Thursday, July 7, 2011
A Family of Fashion Illustrators
A couple of weeks ago, I was visiting my mother and came across these fabulous prints which I felt you all might enjoy.
My grandfather and mother were both fashion illustrators. My grandfather, Frank Nichols, became quite well known for his art and eventually opened up an art school, here in Tennessee. His house always smelled like coffee and turpentine. Visiting, as a child, I was fascinated by his studio. There was a life sized mannequin in the sudio, which always frightened me at night, and various paintings at different stages of completion. His favorite mediums were oil (which he used on most of his landscapes and portraits) or pen and ink. Though his oil paintings are still some of my most prized possessions (and which provide the backgrounds for many of my finished styling photos), I was always most drawn to those long, lean black and gray ladies of his fashion illustrations.

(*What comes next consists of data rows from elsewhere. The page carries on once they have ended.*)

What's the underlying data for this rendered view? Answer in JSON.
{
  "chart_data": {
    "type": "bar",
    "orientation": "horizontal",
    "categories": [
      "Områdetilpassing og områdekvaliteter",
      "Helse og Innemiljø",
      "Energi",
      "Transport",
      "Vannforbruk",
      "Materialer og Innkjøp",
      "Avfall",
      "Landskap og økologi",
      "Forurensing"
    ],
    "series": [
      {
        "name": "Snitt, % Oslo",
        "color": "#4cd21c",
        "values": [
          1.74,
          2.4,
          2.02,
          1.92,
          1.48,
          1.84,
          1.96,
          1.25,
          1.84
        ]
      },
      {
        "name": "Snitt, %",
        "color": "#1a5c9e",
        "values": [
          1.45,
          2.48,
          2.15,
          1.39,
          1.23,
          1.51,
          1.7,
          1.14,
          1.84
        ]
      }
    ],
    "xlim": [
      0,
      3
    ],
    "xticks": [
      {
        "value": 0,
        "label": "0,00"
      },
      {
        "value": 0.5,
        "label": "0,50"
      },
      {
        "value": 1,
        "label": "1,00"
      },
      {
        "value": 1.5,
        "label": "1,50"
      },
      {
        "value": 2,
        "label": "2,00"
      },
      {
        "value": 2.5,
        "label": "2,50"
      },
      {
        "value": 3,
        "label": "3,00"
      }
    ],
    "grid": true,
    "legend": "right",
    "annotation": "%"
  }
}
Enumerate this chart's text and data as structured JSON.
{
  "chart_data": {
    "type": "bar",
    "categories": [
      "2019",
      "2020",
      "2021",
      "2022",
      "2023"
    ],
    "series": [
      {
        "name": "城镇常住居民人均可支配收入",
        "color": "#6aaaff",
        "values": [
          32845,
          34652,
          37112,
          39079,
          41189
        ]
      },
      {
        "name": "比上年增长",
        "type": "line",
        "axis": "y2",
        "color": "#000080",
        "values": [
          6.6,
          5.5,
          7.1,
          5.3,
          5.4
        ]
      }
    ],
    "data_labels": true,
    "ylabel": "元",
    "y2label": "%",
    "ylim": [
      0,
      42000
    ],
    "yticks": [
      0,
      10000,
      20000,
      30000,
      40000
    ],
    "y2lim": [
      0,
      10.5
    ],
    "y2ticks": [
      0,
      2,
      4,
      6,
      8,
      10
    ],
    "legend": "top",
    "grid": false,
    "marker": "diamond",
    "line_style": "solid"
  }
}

He specialized in textures-furs, lame', leather. I was always astonished how sleek and perfected his tiny brush could make these things appear.
My mother inherited much of his talent and was trained to be a fashion illustrator herself. She was gorgeous, simply built for a career in fashion. Starting out as a model, her runway experience helped her to develop an eye for design and accessorizing. She began to draw for Levy's department store in Memphis in the mid 1960's.
When I was a kid, I naturally had the very best in paper dolls.
I would just have to tell mom that I wanted 'that dress' for my paper dolls and she'd bang it out in mere minutes. When I watched 'The Ten Commandments', she drew me a 12 inch Egyptian doll that had an array of fascinating 'Hollywood' inspired costumes and a stunning black bobbed haircut. Somewhere along the way, I became obsessed with 'Gigi' and my talented mother was quick to create a doll that was the height of Minneli-esque, Lautrec-inspired french fashion.
Anyway, I thought I'd share a little of her artwork with you here. I plan to frame some of it...I love the fact that you can still see her penciled in notes and those of the editor. Shoes were her specialty. In these days, where everything is done with computers, we sometimes forget the effort that was put into making clothing appealing to the average shopper. Pen and ink did that best, if you ask me.